Madame, a nimble navigator in cyberspace, reported that  Eurostar (www.eurostar.com) could only book us tickets as far as Paris; and, after futile attempts to book the onward TGV, at Swiss Federal Railways (www.sbb,ch), ‘lost confidence when confirming and paying,’ and finally called a local travel agent.

Eurostar provides through bookings to about 68 cities in France, Belgium, Netherlands, and Germany; and from several British regional cities to the Continent. One can book online or at the Eurostar call center, 44-8705 186 186.

Railteam (www.railteam.eu) is an alliance of Europe’s seven high-speed rail operators, Eurostar (UK, France & Belgium), Deutsche Bahn (Germany), SNCF (France), NS Hispeed (Netherlands), OBB (Austria),SBB (Switzerland), and SNCB (Belgium), and Thalys (a partnership between French, German and Dutch railways), and TGV Lyria (connecting France and Switzerland). It aims to offer seamless high-speed train travel across international borders, with improved synchronization of timetables, better connection times, and more consistent pricing. Should you miss a connection because of a late-running train, Railteam will ensure a seat on the next train, irrespective of the type of ticket you hold. Travelers should be able to book tickets online across all seven high-speed networks by the end of 2009.

Meanwhile, travelers can book high-speed trains and other rail journeys at national rail sites or at Rail Europe (a subsidiary of French Railways (www.sncf-voyages.com).

‘We can book 99 percent of rail travel, including Eurostar and overnight trains, like Elipsos between Barcelona, Paris, and Milan and Madrid; and Artesia from Paris to Milan and Turin,’ says Jo Wilcox, marketing manager, Rail Europe. ‘Enter your  departure city and destination on our site, and we will give you prices for each segment of the journey, allowing you to mix and match classes and fares with different carriers.’

Rail Europe operates more than 20 booking sites, serving  most countries, including www.raileurope.com (United States); www.raileurope.ca (Canada); www.raileurope.co.uk (Britain); and www.tgv-europe.com (Continental Europe).   Rail Europe has call centers in the United States, (1-800) 462 2577; Canada, (1-800) 361 7245; UK, 0844 848 5848.

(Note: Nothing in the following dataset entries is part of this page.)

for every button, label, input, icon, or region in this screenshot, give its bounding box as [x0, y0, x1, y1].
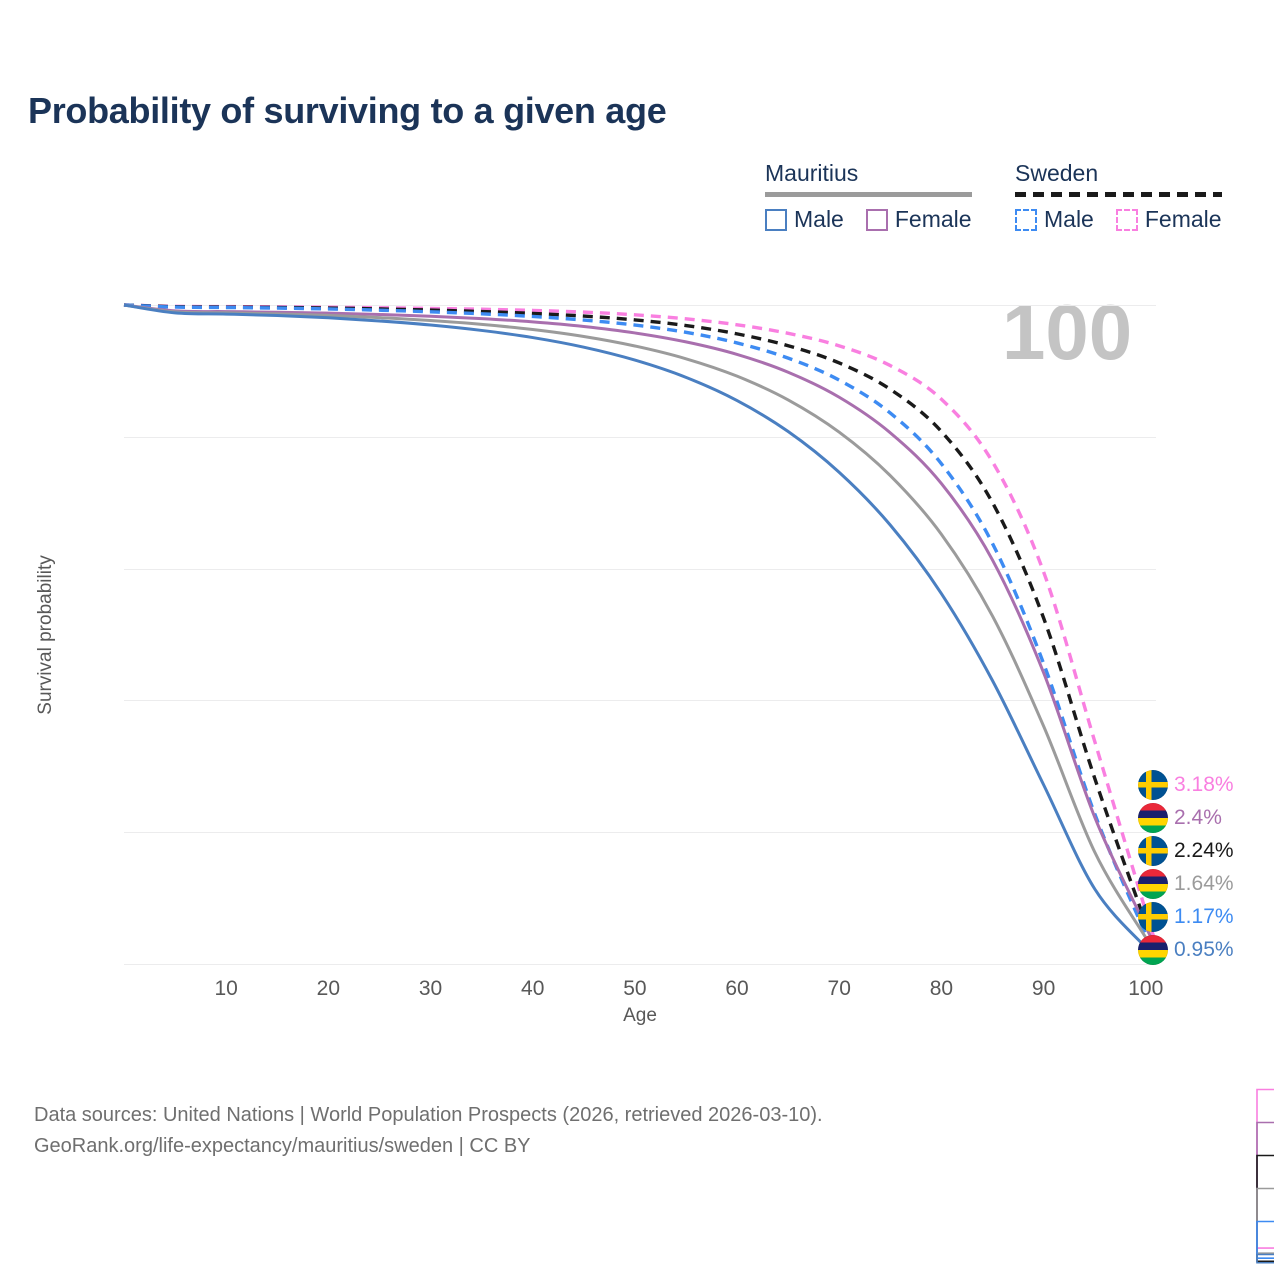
legend-group-sweden: Sweden Male Female — [1015, 160, 1222, 233]
x-axis-tick-label: 30 — [419, 977, 442, 1001]
x-axis-tick-label: 90 — [1032, 977, 1055, 1001]
legend-rule-solid — [765, 192, 972, 197]
series-line-sweden-female — [124, 305, 1156, 943]
series-lines — [124, 305, 1156, 964]
end-value-label: 1.17% — [1138, 900, 1280, 933]
mauritius-flag-icon — [1138, 803, 1168, 833]
legend-item-label: Female — [895, 206, 972, 233]
page-title: Probability of surviving to a given age — [28, 90, 666, 132]
mauritius-flag-icon — [1138, 935, 1168, 965]
legend-item-mauritius-female[interactable]: Female — [866, 206, 972, 233]
swatch-solid-blue-icon — [765, 209, 787, 231]
x-axis-tick-label: 40 — [521, 977, 544, 1001]
sweden-flag-icon — [1138, 902, 1168, 932]
footer-line-url: GeoRank.org/life-expectancy/mauritius/sw… — [34, 1131, 823, 1162]
end-value-text: 2.24% — [1174, 839, 1234, 863]
legend-rule-dashed — [1015, 192, 1222, 197]
x-axis-tick-label: 20 — [317, 977, 340, 1001]
legend-item-sweden-male[interactable]: Male — [1015, 206, 1094, 233]
end-value-text: 1.17% — [1174, 905, 1234, 929]
swatch-dashed-blue-icon — [1015, 209, 1037, 231]
legend-country-label: Sweden — [1015, 160, 1098, 190]
plot-area: 100 0%20%40%60%80%100% 10203040506070809… — [124, 305, 1156, 964]
end-value-label: 3.18% — [1138, 768, 1280, 801]
gridline — [124, 964, 1156, 965]
legend-item-label: Female — [1145, 206, 1222, 233]
end-value-label: 0.95% — [1138, 933, 1280, 966]
end-value-text: 0.95% — [1174, 938, 1234, 962]
sweden-flag-icon — [1138, 836, 1168, 866]
footer-line-sources: Data sources: United Nations | World Pop… — [34, 1100, 823, 1131]
swatch-dashed-pink-icon — [1116, 209, 1138, 231]
legend-item-label: Male — [794, 206, 844, 233]
legend-group-mauritius: Mauritius Male Female — [765, 160, 972, 233]
legend-item-label: Male — [1044, 206, 1094, 233]
end-value-label: 2.24% — [1138, 834, 1280, 867]
legend-item-mauritius-male[interactable]: Male — [765, 206, 844, 233]
mauritius-flag-icon — [1138, 869, 1168, 899]
x-axis-tick-label: 80 — [930, 977, 953, 1001]
series-line-mauritius-total — [124, 305, 1156, 953]
x-axis-tick-label: 60 — [725, 977, 748, 1001]
chart-legend: Mauritius Male Female Sweden — [760, 160, 1260, 240]
x-axis-tick-label: 70 — [828, 977, 851, 1001]
x-axis-tick-label: 50 — [623, 977, 646, 1001]
end-value-text: 1.64% — [1174, 872, 1234, 896]
chart-root: Probability of surviving to a given age … — [0, 0, 1280, 1280]
end-value-labels: 3.18%2.4%2.24%1.64%1.17%0.95% — [1138, 768, 1280, 966]
swatch-solid-purple-icon — [866, 209, 888, 231]
leader-line — [1257, 1090, 1274, 1249]
series-line-mauritius-female — [124, 305, 1156, 948]
end-value-text: 3.18% — [1174, 773, 1234, 797]
legend-country-label: Mauritius — [765, 160, 858, 190]
y-axis-label: Survival probability — [35, 555, 57, 714]
legend-item-sweden-female[interactable]: Female — [1116, 206, 1222, 233]
leader-line — [1257, 1156, 1274, 1262]
sweden-flag-icon — [1138, 770, 1168, 800]
end-value-label: 1.64% — [1138, 867, 1280, 900]
footer: Data sources: United Nations | World Pop… — [34, 1100, 823, 1162]
x-axis-tick-label: 10 — [214, 977, 237, 1001]
end-value-text: 2.4% — [1174, 806, 1222, 830]
end-value-label: 2.4% — [1138, 801, 1280, 834]
x-axis-label: Age — [623, 1005, 657, 1027]
series-line-sweden-total — [124, 305, 1156, 949]
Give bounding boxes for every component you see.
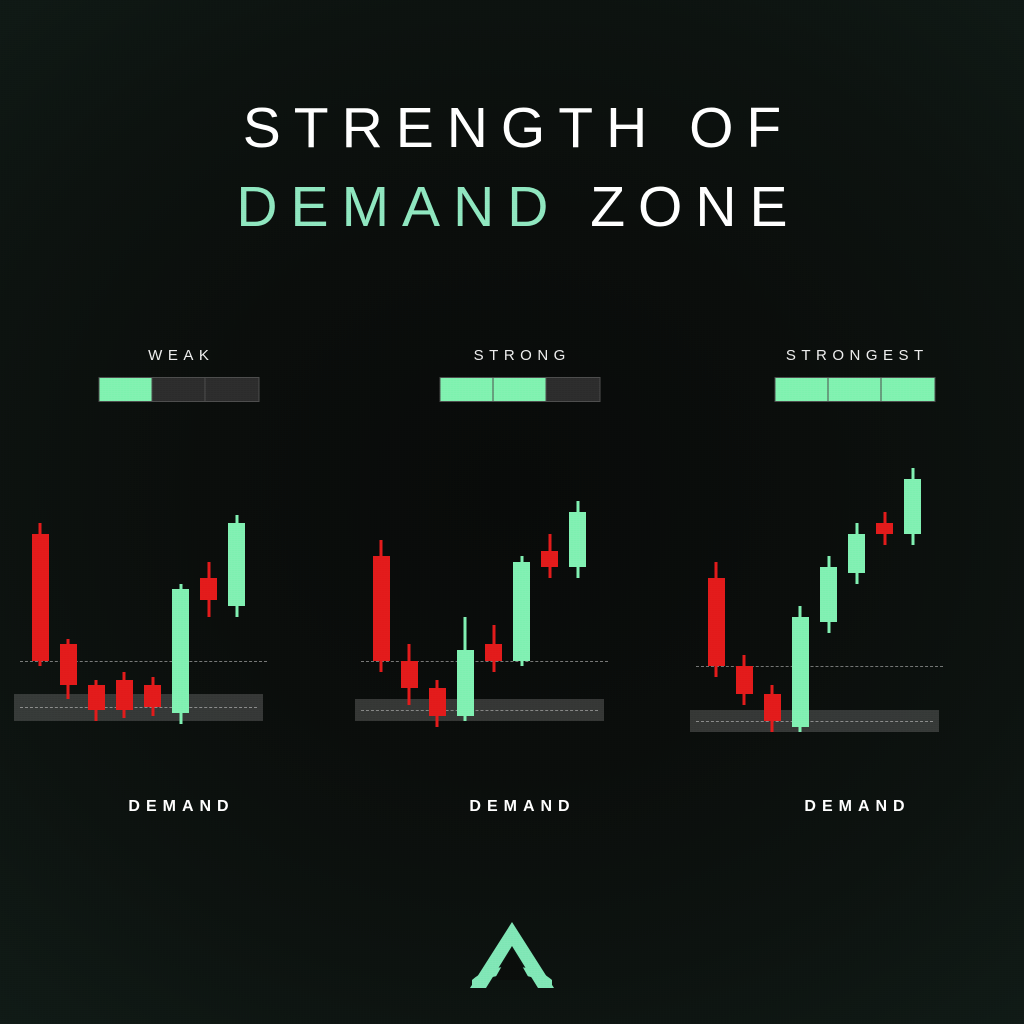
candlestick-bullish [792,440,809,780]
candlestick-bearish [764,440,781,780]
infographic-canvas: STRENGTH OF DEMAND ZONE WEAK DEMAND STRO… [0,0,1024,1024]
strength-meter-strong[interactable] [439,377,600,402]
candle-body [200,578,217,600]
candlestick-bearish [401,440,418,780]
candle-body [708,578,725,666]
candle-body [373,556,390,661]
candle-body [32,534,49,661]
demand-caption-strong: DEMAND [349,798,690,816]
candle-body [764,694,781,722]
strength-label-strong: STRONG [349,347,690,364]
candlestick-bullish [569,440,586,780]
strength-meter-strongest[interactable] [774,377,935,402]
candlestick-bearish [541,440,558,780]
candle-body [144,685,161,707]
demand-zone-midline [696,721,933,722]
candle-body [429,688,446,716]
strength-segment [99,378,152,401]
candle-body [569,512,586,567]
candle-body [457,650,474,716]
candlestick-bullish [228,440,245,780]
candlestick-bearish [116,440,133,780]
candlestick-bearish [60,440,77,780]
candle-body [88,685,105,710]
candle-body [820,567,837,622]
demand-zone-midline [20,707,257,708]
candle-body [792,617,809,727]
candlestick-chart-strong [349,440,690,780]
candle-body [513,562,530,661]
candlestick-bearish [144,440,161,780]
candle-body [60,644,77,685]
strength-meter-weak[interactable] [98,377,259,402]
demand-caption-strongest: DEMAND [684,798,1024,816]
candle-body [116,680,133,710]
panel-strong: STRONG DEMAND [349,0,690,1024]
arc-a-logo-icon [464,918,560,992]
strength-segment [493,378,546,401]
candlestick-bearish [429,440,446,780]
candlestick-bearish [200,440,217,780]
candlestick-bullish [172,440,189,780]
strength-segment [775,378,828,401]
candle-body [172,589,189,713]
strength-label-weak: WEAK [8,347,349,364]
strength-segment [546,378,599,401]
demand-zone-midline [361,710,598,711]
candlestick-bearish [88,440,105,780]
candle-body [848,534,865,573]
strength-segment [205,378,258,401]
candle-body [541,551,558,568]
candlestick-bullish [513,440,530,780]
candlestick-chart-strongest [684,440,1024,780]
candlestick-bullish [457,440,474,780]
candlestick-bearish [736,440,753,780]
candle-body [736,666,753,694]
candlestick-bullish [848,440,865,780]
candlestick-bearish [708,440,725,780]
candle-body [904,479,921,534]
strength-segment [881,378,934,401]
candlestick-bearish [373,440,390,780]
candlestick-bearish [876,440,893,780]
strength-segment [152,378,205,401]
candlestick-bullish [820,440,837,780]
candlestick-bearish [485,440,502,780]
strength-segment [440,378,493,401]
candlestick-bullish [904,440,921,780]
demand-caption-weak: DEMAND [8,798,349,816]
candle-body [401,661,418,689]
panel-strongest: STRONGEST DEMAND [684,0,1024,1024]
candle-body [228,523,245,606]
candlestick-chart-weak [8,440,349,780]
panel-weak: WEAK DEMAND [8,0,349,1024]
strength-label-strongest: STRONGEST [684,347,1024,364]
candle-body [876,523,893,534]
candlestick-bearish [32,440,49,780]
candle-body [485,644,502,661]
strength-segment [828,378,881,401]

‘The Man in Seat 61: A guide to taking the train through Europe’ (Bantam Press, £12.99) from railway enthusiast Mark Smith is an invaluable guide to planning train journeys from

London to 39 countries – from Albania to Ukraine.  Although the book is aimed at the British traveler,  it is packed with practical tips on inter-city travel within Europe, advice on routes, timetables and connections;  best ways to buy tickets online, or by phone, for a particular journey; finding the best deals; rail passes; and crucially, how to change trains in cities like Brussels and Paris! Chapters are packed with useful Web site addresses and phone numbers for travel advice and booking.

For instance, German Railways (Deutsche Bahn) at http://bahn.hafas.de offers ‘the simplest, fastest and most comprehensive online European timetable for travel between any two European railway stations you care to name.’

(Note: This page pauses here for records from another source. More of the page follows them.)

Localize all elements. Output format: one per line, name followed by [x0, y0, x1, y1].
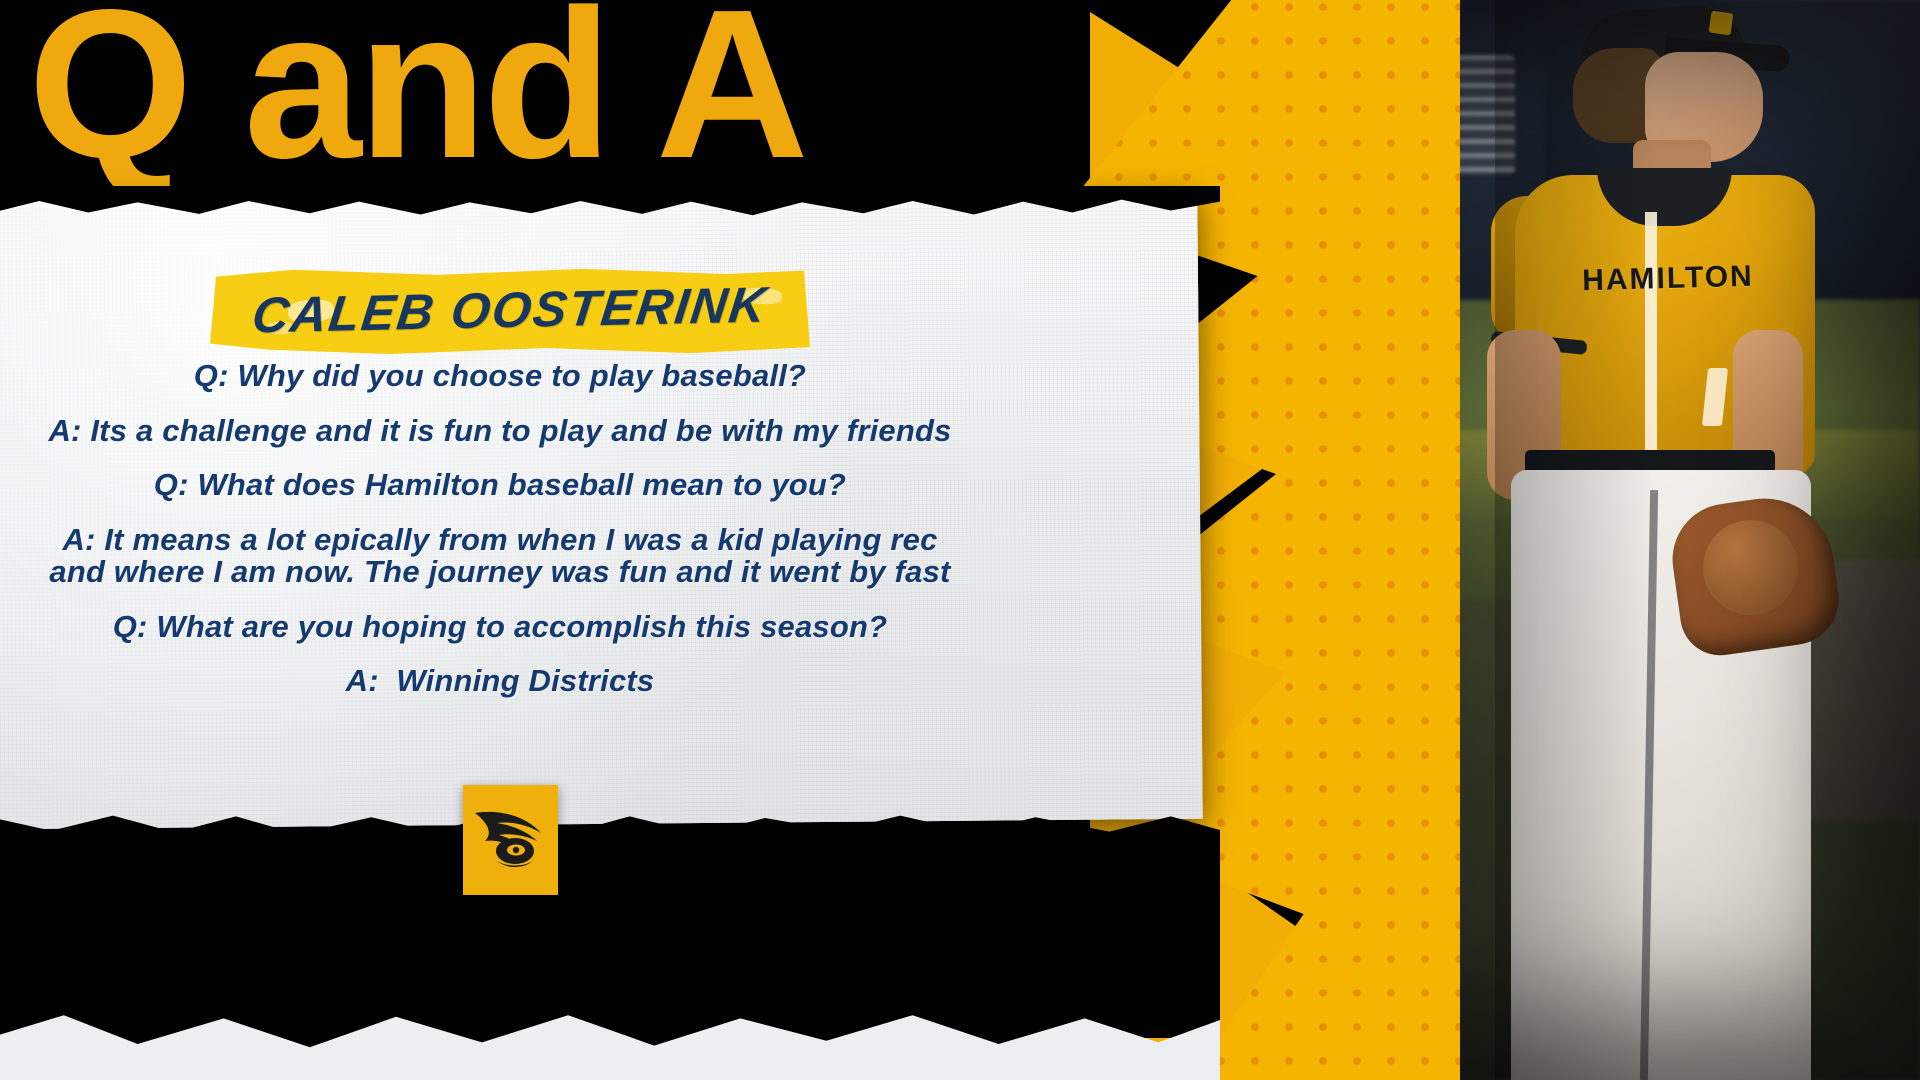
qa-answer: and where I am now. The journey was fun …	[0, 556, 1000, 589]
qa-question: Q: What are you hoping to accomplish thi…	[0, 611, 1000, 644]
page-title: Q and A	[28, 0, 805, 190]
qa-block: Q: Why did you choose to play baseball?	[0, 360, 1000, 393]
qa-block: Q: What does Hamilton baseball mean to y…	[0, 469, 1000, 502]
qa-block: A: Its a challenge and it is fun to play…	[0, 415, 1000, 448]
bottom-black-band	[0, 838, 1220, 1038]
qa-answer: A: Its a challenge and it is fun to play…	[0, 415, 1000, 448]
qa-answer: A: It means a lot epically from when I w…	[0, 524, 1000, 557]
team-logo-box	[463, 785, 558, 895]
qa-block: A: It means a lot epically from when I w…	[0, 524, 1000, 589]
qa-answer: A: Winning Districts	[0, 665, 1000, 698]
graphic-canvas: HAMILTON Q and A CALEB OOSTERINK Q: Why …	[0, 0, 1920, 1080]
qa-question: Q: What does Hamilton baseball mean to y…	[0, 469, 1000, 502]
qa-block: A: Winning Districts	[0, 665, 1000, 698]
qa-list: Q: Why did you choose to play baseball? …	[0, 360, 1000, 720]
hawk-icon	[471, 807, 551, 873]
qa-question: Q: Why did you choose to play baseball?	[0, 360, 1000, 393]
qa-block: Q: What are you hoping to accomplish thi…	[0, 611, 1000, 644]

There are sections on traveling overnight in sleeping cars or couchettes (‘A second class sleeper is far better than a first class couchette; and a second class couchette is streets ahead of a first class seat’) for journeys of up to 800 miles; and scenic routes, such as the Glacier Express from Zermatt to St Moritz in Switzerland; the classic Rhine Valley route through Koblenz; or  from Athens to Larissa and Thessaloniki.